Diocese of Covington Schools to Return In-Person on Aug. 17
Schools within the Diocese of Covington will reopen on Monday, August 17, an announcement said.
Bishop Roger Foys and Diocesan Schools Superintendent Mike Clines sent a letter to local Catholic school leaders informing them of the decision.
In a news release, the diocese said that the decision was made after consulting the bishops of Lexington, Louisville, and Owensboro, and Catholic school communities.
The diocese previously released its "COVID-19 Return to School Requirements", laying out the plans for what they hope is a safe reopening amid the ongoing pandemic.
The plan includes at-home learning as an option for those families who believe that to be the best option.
Implementation of the requirements will be monitored at each school, a news release said.
During the week of September 6, the situation will be evaluated and needed changes would be made at that time, the diocese said.
The diocese identified the following factors in making its decision:
• Pastors, administrators, faculty and staff have been working diligently throughout the summer with their local COVID-19 task force to prepare schools for strict adherence to the COVID-19 requirements. Their commitment to the students is evidenced by the excitement, seriousness and creativity in creating environments that meet the educational and safety needs of their students.
• A desire among the community — priests, principals, parents and students — to be given an opportunity to implement the plans that have been scrupulously developed; and their stated confidence in the plans.
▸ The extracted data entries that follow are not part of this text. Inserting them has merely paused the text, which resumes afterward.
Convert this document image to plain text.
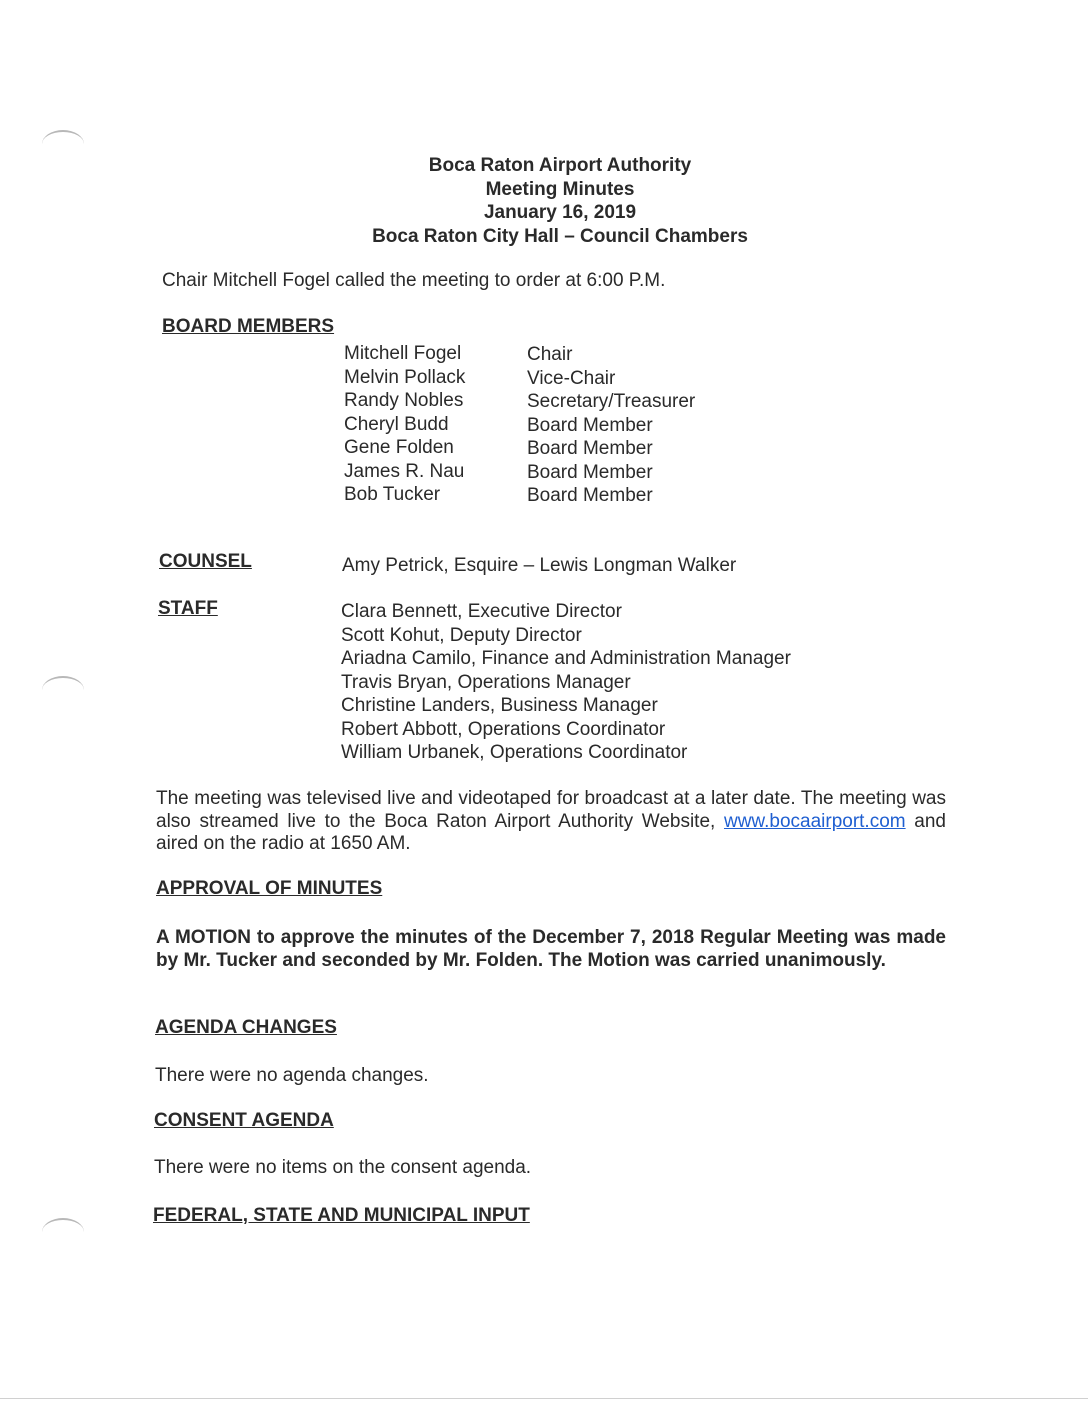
Boca Raton Airport Authority
Meeting Minutes
January 16, 2019
Boca Raton City Hall – Council Chambers
Chair Mitchell Fogel called the meeting to order at 6:00 P.M.
BOARD MEMBERS
Mitchell Fogel
Melvin Pollack
Randy Nobles
Cheryl Budd
Gene Folden
James R. Nau
Bob Tucker
Chair
Vice-Chair
Secretary/Treasurer
Board Member
Board Member
Board Member
Board Member
COUNSEL	Amy Petrick, Esquire – Lewis Longman Walker
STAFF	Clara Bennett, Executive Director
Scott Kohut, Deputy Director
Ariadna Camilo, Finance and Administration Manager
Travis Bryan, Operations Manager
Christine Landers, Business Manager
Robert Abbott, Operations Coordinator
William Urbanek, Operations Coordinator
The meeting was televised live and videotaped for broadcast at a later date. The meeting was also streamed live to the Boca Raton Airport Authority Website, www.bocaairport.com and aired on the radio at 1650 AM.
APPROVAL OF MINUTES
A MOTION to approve the minutes of the December 7, 2018 Regular Meeting was made by Mr. Tucker and seconded by Mr. Folden. The Motion was carried unanimously.
AGENDA CHANGES
There were no agenda changes.
CONSENT AGENDA
There were no items on the consent agenda.
FEDERAL, STATE AND MUNICIPAL INPUT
• The understanding that education includes formation of the entire student — mind, body and soul — and is preferably accomplished in a faith community. Our concern for the welfare of our students includes their educational, emotional, social and spiritual development.
“As we move forward, we thank our parents for their support,” Foys and Clines said in their letter to Catholic school leaders. “The health of our schools will depend in large part on the health of each individual student. We are depending on our parents to monitor their child’s health every day and to keep their child home when they are sick.”
Parents are expected to adhere to the guidelines which include frequently washing hands, wearing a mask, maintaining proper social distancing and eliminating unnecessary travel.
“We express our deepest gratitude to our school leaders for their selfless commitment to Catholic education,” they said.
Governor Andy Beshear recommended that schools hold off on in-person learning until at least September 28 since the state is experiencing COVID-19 infections at a higher rate than earlier on in the pandemic.
Many local public schools have changed their plans based on that recommendation and instead of what some had hoped to be a hybrid approach, to include in-person and virtual learning, will stick to online learning for now.